BSTARS Conference 2016

Berkeley Statistics Annual Research Symposium (BSTARS)

The Berkeley Statistics Annual Research Symposium (BSTARS) surveys the latest research developments in the department, with an emphasis on possible applications to statistical problems encountered in industry. The conference consists of keynote lectures given by faculty members, talks by PhD students about their thesis work, and presentations of industrial research by alliance members.

Schedule

BSTARS 2016 will be March 14, 1:30pm-8:30pm, at The Alumni House, UC Berkeley.

1:30-2:00 Arrival, coffee, and pastries
2:00-2:10 Welcome and opening remarks
  • Michael Jordan, Statistics Department Professor and Chair
  • Frances Hellman, Dean, Math & Physical Sciences
2:10-3:10 Thunder Talks
3:10-3:30 Break
3:30-4:30 Thunder Talks 2
4:30-5:50 Poster Sessions
5:50-6:30 Keynote by Teaching Professor Ani Adhikari
6:30-8:30 Dinner

Keynote Speaker

Ani Adhikari, Teaching Professor of Statistics at UC Berkeley, will discuss how, in response to the exploding demand for training in Data Science, the University has embarked on the ambitious project of designing a new data science education curriculum, with plans to grow into a new major and minor in Data Science. The pilot course in this program has been a great success, with nearly 500 students enrolled this semester.

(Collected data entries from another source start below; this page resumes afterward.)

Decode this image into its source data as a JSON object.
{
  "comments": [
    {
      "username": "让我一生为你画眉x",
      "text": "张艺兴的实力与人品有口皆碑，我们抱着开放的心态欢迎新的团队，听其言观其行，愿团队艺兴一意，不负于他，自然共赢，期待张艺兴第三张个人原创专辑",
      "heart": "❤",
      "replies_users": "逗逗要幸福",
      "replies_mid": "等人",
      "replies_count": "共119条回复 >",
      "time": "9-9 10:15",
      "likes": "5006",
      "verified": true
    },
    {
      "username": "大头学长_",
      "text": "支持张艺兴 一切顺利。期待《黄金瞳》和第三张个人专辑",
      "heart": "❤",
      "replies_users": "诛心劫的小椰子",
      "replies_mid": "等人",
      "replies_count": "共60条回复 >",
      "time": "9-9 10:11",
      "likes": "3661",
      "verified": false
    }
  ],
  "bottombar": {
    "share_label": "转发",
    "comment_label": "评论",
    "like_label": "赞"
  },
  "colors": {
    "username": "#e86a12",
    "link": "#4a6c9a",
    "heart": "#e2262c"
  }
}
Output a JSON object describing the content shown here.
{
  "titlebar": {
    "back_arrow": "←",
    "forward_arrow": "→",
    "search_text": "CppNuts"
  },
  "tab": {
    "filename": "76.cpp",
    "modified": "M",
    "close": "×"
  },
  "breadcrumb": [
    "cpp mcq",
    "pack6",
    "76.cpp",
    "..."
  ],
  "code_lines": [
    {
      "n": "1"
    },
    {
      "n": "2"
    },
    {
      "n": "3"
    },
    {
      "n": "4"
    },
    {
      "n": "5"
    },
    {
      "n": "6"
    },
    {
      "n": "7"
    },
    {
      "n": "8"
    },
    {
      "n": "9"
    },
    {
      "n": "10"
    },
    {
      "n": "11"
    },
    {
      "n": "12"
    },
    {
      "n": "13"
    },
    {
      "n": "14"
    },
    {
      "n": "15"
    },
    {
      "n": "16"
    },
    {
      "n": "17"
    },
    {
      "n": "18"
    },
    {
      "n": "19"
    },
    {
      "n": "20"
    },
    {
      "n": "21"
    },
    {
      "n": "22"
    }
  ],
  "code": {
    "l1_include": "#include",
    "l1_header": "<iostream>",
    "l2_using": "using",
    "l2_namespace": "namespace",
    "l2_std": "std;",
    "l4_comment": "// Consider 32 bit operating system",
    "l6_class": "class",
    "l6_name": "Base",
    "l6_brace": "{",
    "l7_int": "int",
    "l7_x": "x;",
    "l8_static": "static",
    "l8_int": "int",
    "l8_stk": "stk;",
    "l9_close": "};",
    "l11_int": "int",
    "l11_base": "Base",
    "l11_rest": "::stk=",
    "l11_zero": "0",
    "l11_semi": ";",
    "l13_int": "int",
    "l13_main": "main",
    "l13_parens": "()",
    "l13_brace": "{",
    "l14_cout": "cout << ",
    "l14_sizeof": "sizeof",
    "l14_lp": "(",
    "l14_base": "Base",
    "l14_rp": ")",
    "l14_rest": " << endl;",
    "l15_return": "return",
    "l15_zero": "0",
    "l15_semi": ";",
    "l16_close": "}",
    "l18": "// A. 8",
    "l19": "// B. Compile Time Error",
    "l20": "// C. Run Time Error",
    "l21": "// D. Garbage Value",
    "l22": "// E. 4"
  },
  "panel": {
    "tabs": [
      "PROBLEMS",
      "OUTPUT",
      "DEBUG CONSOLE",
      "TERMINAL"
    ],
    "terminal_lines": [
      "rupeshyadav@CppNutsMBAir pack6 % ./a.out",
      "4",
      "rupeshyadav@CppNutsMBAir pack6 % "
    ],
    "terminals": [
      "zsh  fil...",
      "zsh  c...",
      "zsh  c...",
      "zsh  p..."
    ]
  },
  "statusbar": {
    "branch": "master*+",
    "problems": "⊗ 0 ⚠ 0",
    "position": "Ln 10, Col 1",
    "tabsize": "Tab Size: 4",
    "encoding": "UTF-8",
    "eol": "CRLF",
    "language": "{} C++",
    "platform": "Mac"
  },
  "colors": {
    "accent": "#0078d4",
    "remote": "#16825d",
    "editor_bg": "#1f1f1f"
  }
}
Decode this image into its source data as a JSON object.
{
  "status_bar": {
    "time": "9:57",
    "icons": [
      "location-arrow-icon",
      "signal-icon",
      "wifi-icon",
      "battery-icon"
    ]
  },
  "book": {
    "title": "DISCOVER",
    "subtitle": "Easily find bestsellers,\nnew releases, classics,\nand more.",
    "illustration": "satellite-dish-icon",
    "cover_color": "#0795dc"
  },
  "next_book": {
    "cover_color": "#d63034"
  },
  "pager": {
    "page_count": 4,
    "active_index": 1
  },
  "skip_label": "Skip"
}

Professor Adhikari has received the Distinguished Teaching Award at UC Berkeley and the Dean's Award for Distinguished Teaching at Stanford University. While her research interests are centered on applications of statistics in the natural sciences, her primary focus has always been on teaching and mentoring students. She teaches courses at all levels and has a particular affinity for teaching statistics to students who have little mathematical preparation. She received her undergraduate degree from the Indian Statistical Institute, and her Ph.D. in Statistics from Berkeley.

 

Thunder Talks by Industry Alliance Members

Yang Wang, Data Scientist 

Citadel

Dr. Tao Shi, Sr. Quantitative Researcher 
Dr. Yuhong Wu, Sr. Quantitative Researcher

Deloitte

Dr. David Steier, Director, Deloitte Consulting LLP

Dr. Miklos Racz, Postdoctoral Researcher, Microsoft Research

Dr. Azin Ashkan, Senior Researcher

Dr. Jeffrey R. Bohn, Chief Science Officer and Head of GX Labs
State Street Global Exchange

Dr. Peter Frazier, Staff Data Scientist 

Veracyte

Dr. Jing Huang, Vice President of Bioinformatics 

Thunder Talks and Poster Presentations of PhD Students

Rebecca Barter, Statistics Department

Superheat: Supervised Heatmaps for Visualizing Complex Data

Technological advancements of the modern era have enabled the collection of huge amounts of data in science and beyond. Accordingly, computationally intensive statistical and machine learning algorithms are being used to seek answers to increasingly complex questions. Although visualization has the potential to be a powerful aid to the modern information extraction process, visualizing high-dimensional data is an ongoing challenge. Here, we introduce the supervised heatmap, a new graph that builds upon existing clustered heatmaps commonly used in fields such as bioinformatics. Supervised heatmaps have two primary aims: to provide a means of visual extraction of the information contained within high-dimensional datasets, and to provide a visual assessment of the performance of model fits to these datasets.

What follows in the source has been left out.